La Credibilidad del Apadrinamiento

El sistema de apadrinamiento como motor que impulsa la cooperación internacional se basa en la confianza. La persona que libre y voluntariamente realiza una aportación económica para mejorar el bienestar de los niños y niñas en situación de vulnerabilidad social, lo hace con la confianza que efectivamente ese dinero llegará a su causa y se empleará tal y como afirma la organización no lucrativa que intermedia en el proceso. En este sentido, la Fundación Comparte tiene un amplio apartado de rendición de cuentas, lo puedes visualizar en este enlace.

Cuando una organización no se muestra transparente o es acusada de desviar fondos, automáticamente genera una situación de gran alarma social, la prensa reacciona con mucha sensibilidad ante este tipo de noticias y siembra la duda en la población. Si ya supone un gran esfuerzo conseguir el apoyo ciudadano para una causa solidaria, cuando se pone en entredicho la ética de las fundaciones, se incrementa la dificultad y hace que resulte una tarea casi imposible.  La confianza construida a lo largo de muchos años con mucho trabajo se está rompiendo. Para buscar ayuda hoy es más importante tener a mano la contabilidad que explicar el trabajo para mejorar la vida de miles de niños.
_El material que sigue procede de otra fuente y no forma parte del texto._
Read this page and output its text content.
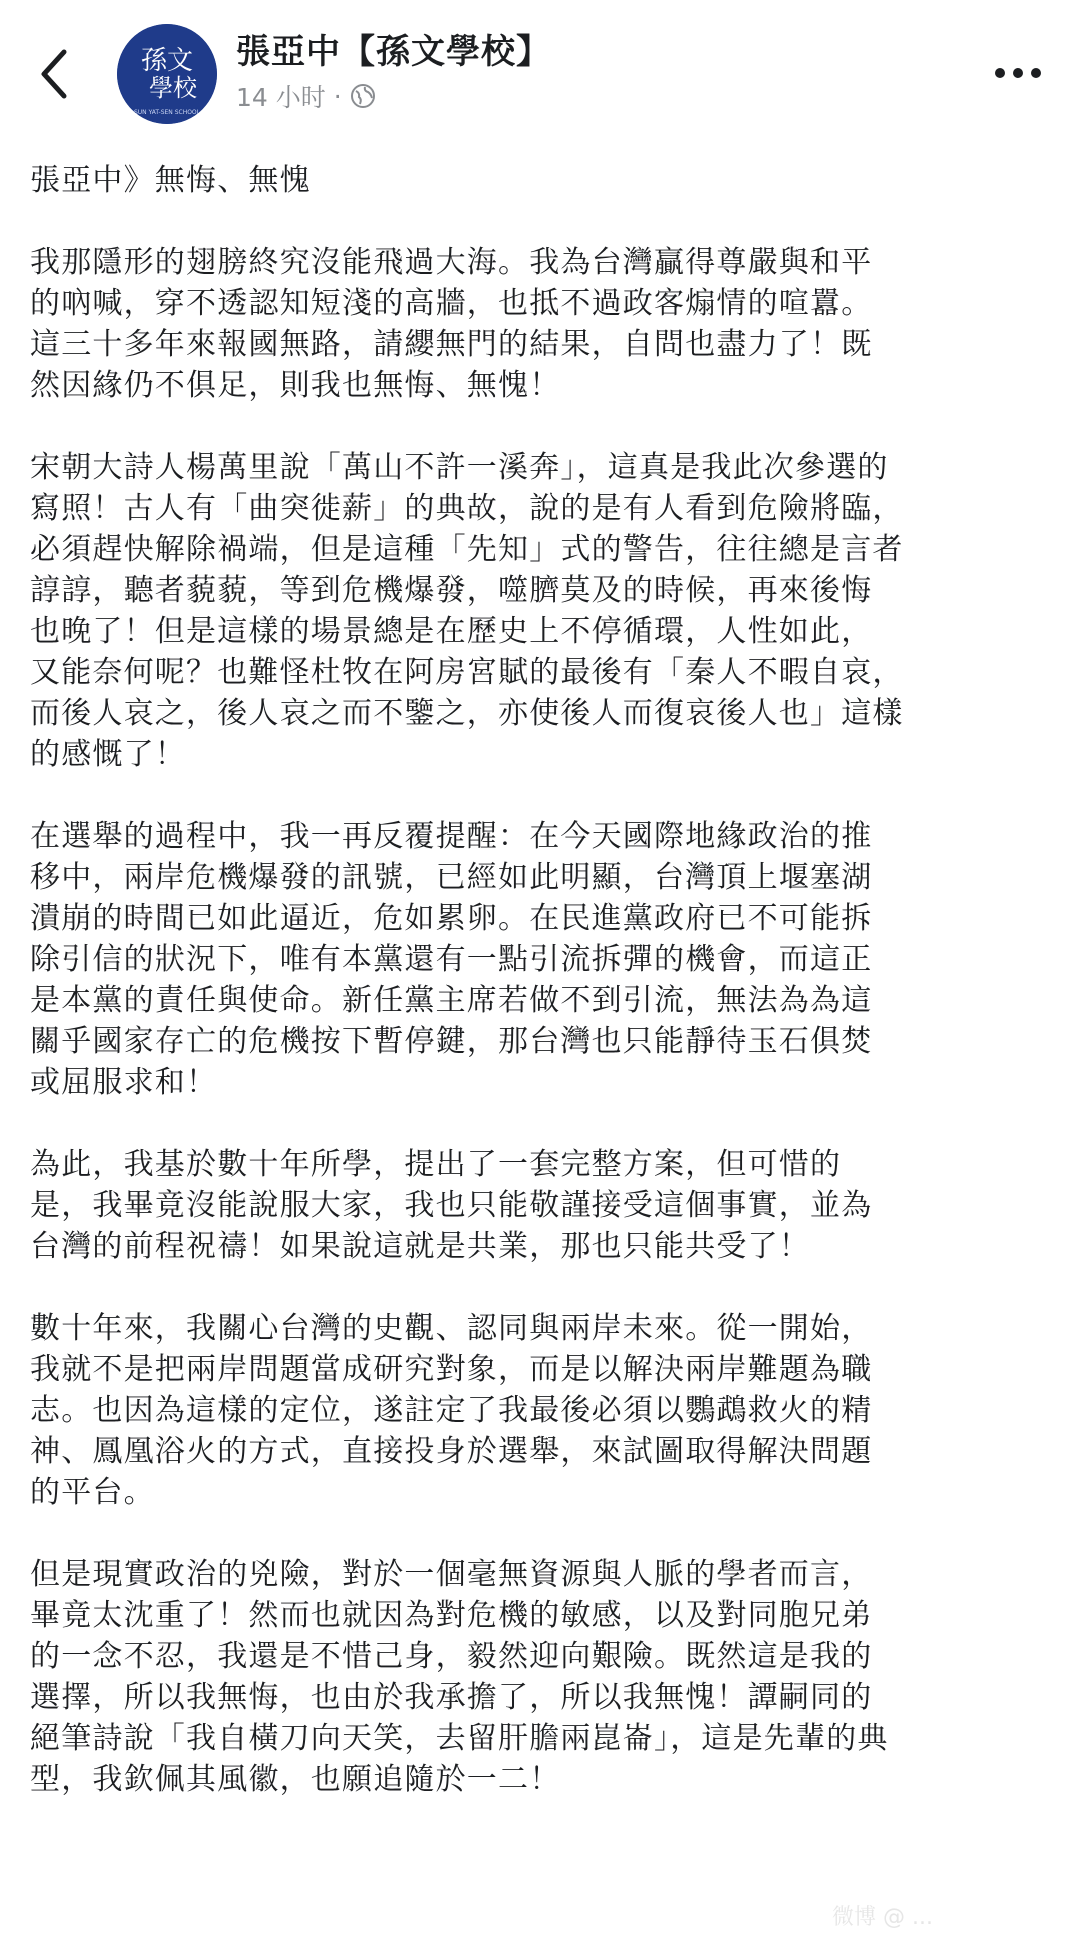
孫文
學校
SUN YAT-SEN SCHOOL
張亞中【孫文學校】
14 小时 ·

張亞中》無悔、無愧

我那隱形的翅膀終究沒能飛過大海。我為台灣贏得尊嚴與和平
的吶喊，穿不透認知短淺的高牆，也抵不過政客煽情的喧囂。
這三十多年來報國無路，請纓無門的結果，自問也盡力了！既
然因緣仍不俱足，則我也無悔、無愧！

宋朝大詩人楊萬里說「萬山不許一溪奔」，這真是我此次參選的
寫照！古人有「曲突徙薪」的典故，說的是有人看到危險將臨，
必須趕快解除禍端，但是這種「先知」式的警告，往往總是言者
諄諄，聽者藐藐，等到危機爆發，噬臍莫及的時候，再來後悔
也晚了！但是這樣的場景總是在歷史上不停循環，人性如此，
又能奈何呢？也難怪杜牧在阿房宮賦的最後有「秦人不暇自哀，
而後人哀之，後人哀之而不鑒之，亦使後人而復哀後人也」這樣
的感慨了！

在選舉的過程中，我一再反覆提醒：在今天國際地緣政治的推
移中，兩岸危機爆發的訊號，已經如此明顯，台灣頂上堰塞湖
潰崩的時間已如此逼近，危如累卵。在民進黨政府已不可能拆
除引信的狀況下，唯有本黨還有一點引流拆彈的機會，而這正
是本黨的責任與使命。新任黨主席若做不到引流，無法為為這
關乎國家存亡的危機按下暫停鍵，那台灣也只能靜待玉石俱焚
或屈服求和！

為此，我基於數十年所學，提出了一套完整方案，但可惜的
是，我畢竟沒能說服大家，我也只能敬謹接受這個事實，並為
台灣的前程祝禱！如果說這就是共業，那也只能共受了！

數十年來，我關心台灣的史觀、認同與兩岸未來。從一開始，
我就不是把兩岸問題當成研究對象，而是以解決兩岸難題為職
志。也因為這樣的定位，遂註定了我最後必須以鸚鵡救火的精
神、鳳凰浴火的方式，直接投身於選舉，來試圖取得解決問題
的平台。

但是現實政治的兇險，對於一個毫無資源與人脈的學者而言，
畢竟太沈重了！然而也就因為對危機的敏感，以及對同胞兄弟
的一念不忍，我還是不惜己身，毅然迎向艱險。既然這是我的
選擇，所以我無悔，也由於我承擔了，所以我無愧！譚嗣同的
絕筆詩說「我自橫刀向天笑，去留肝膽兩崑崙」，這是先輩的典
型，我欽佩其風徽，也願追隨於一二！

微博 @ ...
El daño que causa la falta de credibilidad afecta al trabajo de todas las ONG y perjudica enormemente a las entidades que nos dedicamos a trabajar con el modelo del apadrinamiento, de una forma ética y  totalmente transparente.

La solución, a una posible falta de credibilidad, no sólo consiste en  tener las cuentas auditadas, pues no garantiza que el destino final sea el esperado. Las auditorias certifican las buenas prácticas contables, no el cumplimiento del fin social perseguido. El único sello de transparencia que vale la pena fortalecer es el del peso de la ley para aquellas organizaciones que comenten prácticas fraudulentas. De esta manera, y quizá abriéndose un debate que aporte una solución viable, realista y que permita claramente controlar no sólo los recursos sino su destino final, nos podemos preguntar:  ¿Quién debe hacerse cargo del “precio de la transparencia”? ¿Los mismos donantes de las ONGs? ¿El Estado?, ¿Las autonomías?. En Comparte pensamos que nuestro papel es explicar las reglas éticas de nuestro modelo de apadrinamiento y su repercusión positiva en la vida de miles de niños y niñas de los países con los que cooperamos.

 

El apadrinamiento debe beneficiar en dos frentes; a la comunidad y a todos los niños sin discriminarlos por tener o no padrino. Con la responsabilidad de realizar un seguimiento continuo e individual de cada niño apadrinado. Sólo hay que refrescar la memoria para darse cuenta de la fuerza social que tiene el apadrinamiento en todo el mundo, de los beneficios a largo plazo que tiene en las comunidades, en los niños y en las escuelas. Del compartir vivencias y conocimiento mutuo entre niños y padrinos. Aunque hay personas que no lo quieren ver, el apadrinamiento no es solo un modelo financiero, no busca el dinero de un socio al que contentar con una revista mensual, el apadrinamiento hace trabajar mucho a las personas que lo gestionan, conocer a los padrinos por sus nombres y apellidos, saber en todo momento qué está pasando con cada uno de los niños: si está enfermo, si va al colegio, si saca buenas notas, cual es su progresión a lo largo de los años, etc. El apadrinamiento implica un compromiso más allá del dinero, es una relación solidaria voluntaria, es el cariño que acerca a una familia de aquí con una familia de un país económicamente más pobre.

Los medios de comunicación deben hacer su trabajo con responsabilidad e imparcialidad, la fiscalía debe investigar y llevar ante la ley a toda institución publica o privada que sea culpable de malas prácticas y las ONG deben trabajar con mayor transparencia y centrarse en su fin social con todo su esfuerzo. Nuestra lucha es la de defender los derechos de los niños. Miles de proyectos de escuelas, sedes sociales, centros de acogida, capacitación de maestros, programas alimenticios, etc. son consecuencia de los recursos obtenidos por ONGs  gracias a miles de madrinas y padrinos.